They all come down to a similar concept — a negative energy balance and healthier food choices. By creating a caloric deficit, we can spur fat loss, and conversely, a caloric surplus (combined with regular weightlifting) will induce muscle gain. How you come to that equation and what is emphasized are where they differ.
I should stress here that there is no one-size-fits-all solution. It’s a practice that takes a lot of trial and error and experimentation to find out what works for YOU. What works for your best friend or coworker may spell disaster for you. We all have different metabolic rates, carb sensitivities, needs, goals, lifestyles, and preferences.
Are you a mom with a full-time job and obligations outside of the home? You’re probably not going to do well eating 6 meals a day following complicated recipes. A college kid at the mercy of the student cafeteria? Eating clean may be damn near impossible. An endurance athlete with a goal of qualifying for Boston? Low-carb may drive your body into the ground.
The best diet is the one you'll actually follow.
There is only the best diet for YOU. And this will most likely change as time goes on and your lifestyle, body, and goals change. So it’s best not to tie yourself down to any one diet or dogma. Flexibility is needed to be successful long-term.
Consistency is the name of the game, no matter what your eating situation. Stick with one method or set of guidelines and consistently work at it for at least a few weeks to see if it’s working for you. The worst thing you can do is be inconsistent or hop from program to program. There are no magic fat-burning foods or the perfect diet that you just haven’t found yet. All diets can work. It’s just a matter of finding something that you can stick to long-term that doesn’t drive you crazy.

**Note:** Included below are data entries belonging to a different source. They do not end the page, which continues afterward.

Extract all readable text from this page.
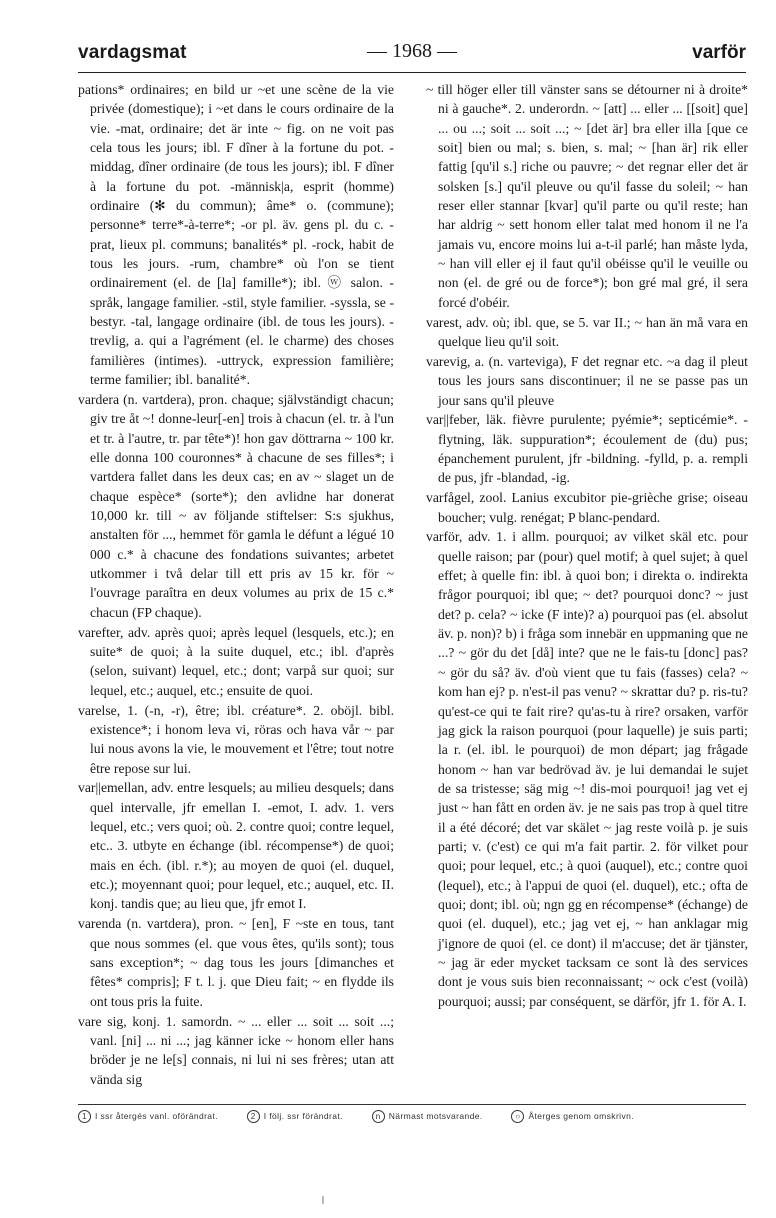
vardagsmat	— 1968 —	varför

pations* ordinaires; en bild ur ~et une scène de la vie privée (domestique); i ~et dans le cours ordinaire de la vie. -mat, ordinaire; det är inte ~ fig. on ne voit pas cela tous les jours; ibl. F dîner à la fortune du pot. -middag, dîner ordinaire (de tous les jours); ibl. F dîner à la fortune du pot. -människ|a, esprit (homme) ordinaire (✻ du commun); âme* o. (commune); personne* terre*-à-terre*; -or pl. äv. gens pl. du c. -prat, lieux pl. communs; banalités* pl. -rock, habit de tous les jours. -rum, chambre* où l'on se tient ordinairement (el. de [la] famille*); ibl. ⓦ salon. -språk, langage familier. -stil, style familier. -syssla, se -bestyr. -tal, langage ordinaire (ibl. de tous les jours). -trevlig, a. qui a l'agrément (el. le charme) des choses familières (intimes). -uttryck, expression familière; terme familier; ibl. banalité*.

vardera (n. vartdera), pron. chaque; självständigt chacun; giv tre åt ~! donne-leur[-en] trois à chacun (el. tr. à l'un et tr. à l'autre, tr. par tête*)! hon gav döttrarna ~ 100 kr. elle donna 100 couronnes* à chacune de ses filles*; i vartdera fallet dans les deux cas; en av ~ slaget un de chaque espèce* (sorte*); den avlidne har donerat 10,000 kr. till ~ av följande stiftelser: S:s sjukhus, anstalten för ..., hemmet för gamla le défunt a légué 10 000 c.* à chacune des fondations suivantes; arbetet utkommer i två delar till ett pris av 15 kr. för ~ l'ouvrage paraîtra en deux volumes au prix de 15 c.* chacun (FP chaque).

varefter, adv. après quoi; après lequel (lesquels, etc.); en suite* de quoi; à la suite duquel, etc.; ibl. d'après (selon, suivant) lequel, etc.; dont; varpå sur quoi; sur lequel, etc.; auquel, etc.; ensuite de quoi.

varelse, 1. (-n, -r), être; ibl. créature*. 2. oböjl. bibl. existence*; i honom leva vi, röras och hava vår ~ par lui nous avons la vie, le mouvement et l'être; tout notre être repose sur lui.

var||emellan, adv. entre lesquels; au milieu desquels; dans quel intervalle, jfr emellan I. -emot, I. adv. 1. vers lequel, etc.; vers quoi; où. 2. contre quoi; contre lequel, etc.. 3. utbyte en échange (ibl. récompense*) de quoi; mais en éch. (ibl. r.*); au moyen de quoi (el. duquel, etc.); moyennant quoi; pour lequel, etc.; auquel, etc. II. konj. tandis que; au lieu que, jfr emot I.

varenda (n. vartdera), pron. ~ [en], F ~ste en tous, tant que nous sommes (el. que vous êtes, qu'ils sont); tous sans exception*; ~ dag tous les jours [dimanches et fêtes* compris]; F t. l. j. que Dieu fait; ~ en flydde ils ont tous pris la fuite.

vare sig, konj. 1. samordn. ~ ... eller ... soit ... soit ...; vanl. [ni] ... ni ...; jag känner icke ~ honom eller hans bröder je ne le[s] connais, ni lui ni ses frères; utan att vända sig

~ till höger eller till vänster sans se détourner ni à droite* ni à gauche*. 2. underordn. ~ [att] ... eller ... [[soit] que] ... ou ...; soit ... soit ...; ~ [det är] bra eller illa [que ce soit] bien ou mal; s. bien, s. mal; ~ [han är] rik eller fattig [qu'il s.] riche ou pauvre; ~ det regnar eller det är solsken [s.] qu'il pleuve ou qu'il fasse du soleil; ~ han reser eller stannar [kvar] qu'il parte ou qu'il reste; han har aldrig ~ sett honom eller talat med honom il ne l'a jamais vu, encore moins lui a-t-il parlé; han måste lyda, ~ han vill eller ej il faut qu'il obéisse qu'il le veuille ou non (el. de gré ou de force*); bon gré mal gré, il sera forcé d'obéir.

varest, adv. où; ibl. que, se 5. var II.; ~ han än må vara en quelque lieu qu'il soit.

varevig, a. (n. varteviga), F det regnar etc. ~a dag il pleut tous les jours sans discontinuer; il ne se passe pas un jour sans qu'il pleuve

var||feber, läk. fièvre purulente; pyémie*; septicémie*. -flytning, läk. suppuration*; écoulement de (du) pus; épanchement purulent, jfr -bildning. -fylld, p. a. rempli de pus, jfr -blandad, -ig.

varfågel, zool. Lanius excubitor pie-grièche grise; oiseau boucher; vulg. renégat; P blanc-pendard.

varför, adv. 1. i allm. pourquoi; av vilket skäl etc. pour quelle raison; par (pour) quel motif; à quel sujet; à quel effet; à quelle fin: ibl. à quoi bon; i direkta o. indirekta frågor pourquoi; ibl que; ~ det? pourquoi donc? ~ just det? p. cela? ~ icke (F inte)? a) pourquoi pas (el. absolut äv. p. non)? b) i fråga som innebär en uppmaning que ne ...? ~ gör du det [då] inte? que ne le fais-tu [donc] pas? ~ gör du så? äv. d'où vient que tu fais (fasses) cela? ~ kom han ej? p. n'est-il pas venu? ~ skrattar du? p. ris-tu? qu'est-ce qui te fait rire? qu'as-tu à rire? orsaken, varför jag gick la raison pourquoi (pour laquelle) je suis parti; la r. (el. ibl. le pourquoi) de mon départ; jag frågade honom ~ han var bedrövad äv. je lui demandai le sujet de sa tristesse; säg mig ~! dis-moi pourquoi! jag vet ej just ~ han fått en orden äv. je ne sais pas trop à quel titre il a été décoré; det var skälet ~ jag reste voilà p. je suis parti; v. (c'est) ce qui m'a fait partir. 2. för vilket pour quoi; pour lequel, etc.; à quoi (auquel), etc.; contre quoi (lequel), etc.; à l'appui de quoi (el. duquel), etc.; ofta de quoi; dont; ibl. où; ngn gg en récompense* (échange) de quoi (el. duquel), etc.; jag vet ej, ~ han anklagar mig j'ignore de quoi (el. ce dont) il m'accuse; det är tjänster, ~ jag är eder mycket tacksam ce sont là des services dont je vous suis bien reconnaissant; ~ ock c'est (voilà) pourquoi; aussi; par conséquent, se därför, jfr 1. för A. I.

1 I ssr återgés vanl. oförändrat.	2 I följ. ssr förändrat.	n Närmast motsvarande.	○ Återges genom omskrivn.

The ultimate goal here is to be able to eat as much food as possible while still seeing results. Starvation calories will only lead to rebound weight gain later and crazy levels of hunger and cravings due to the hormonal changes brought on by drastically low energy intake. Your energy level will suffer and it’s not sustainable beyond a few days or weeks, where it typically ends in rebound weight gain. And it’s just not healthy, and I am all about helping you find the healthiest, simplest, most enjoyable fat loss formula for you. It may not always be the fastest method, but it will lead to lasting changes.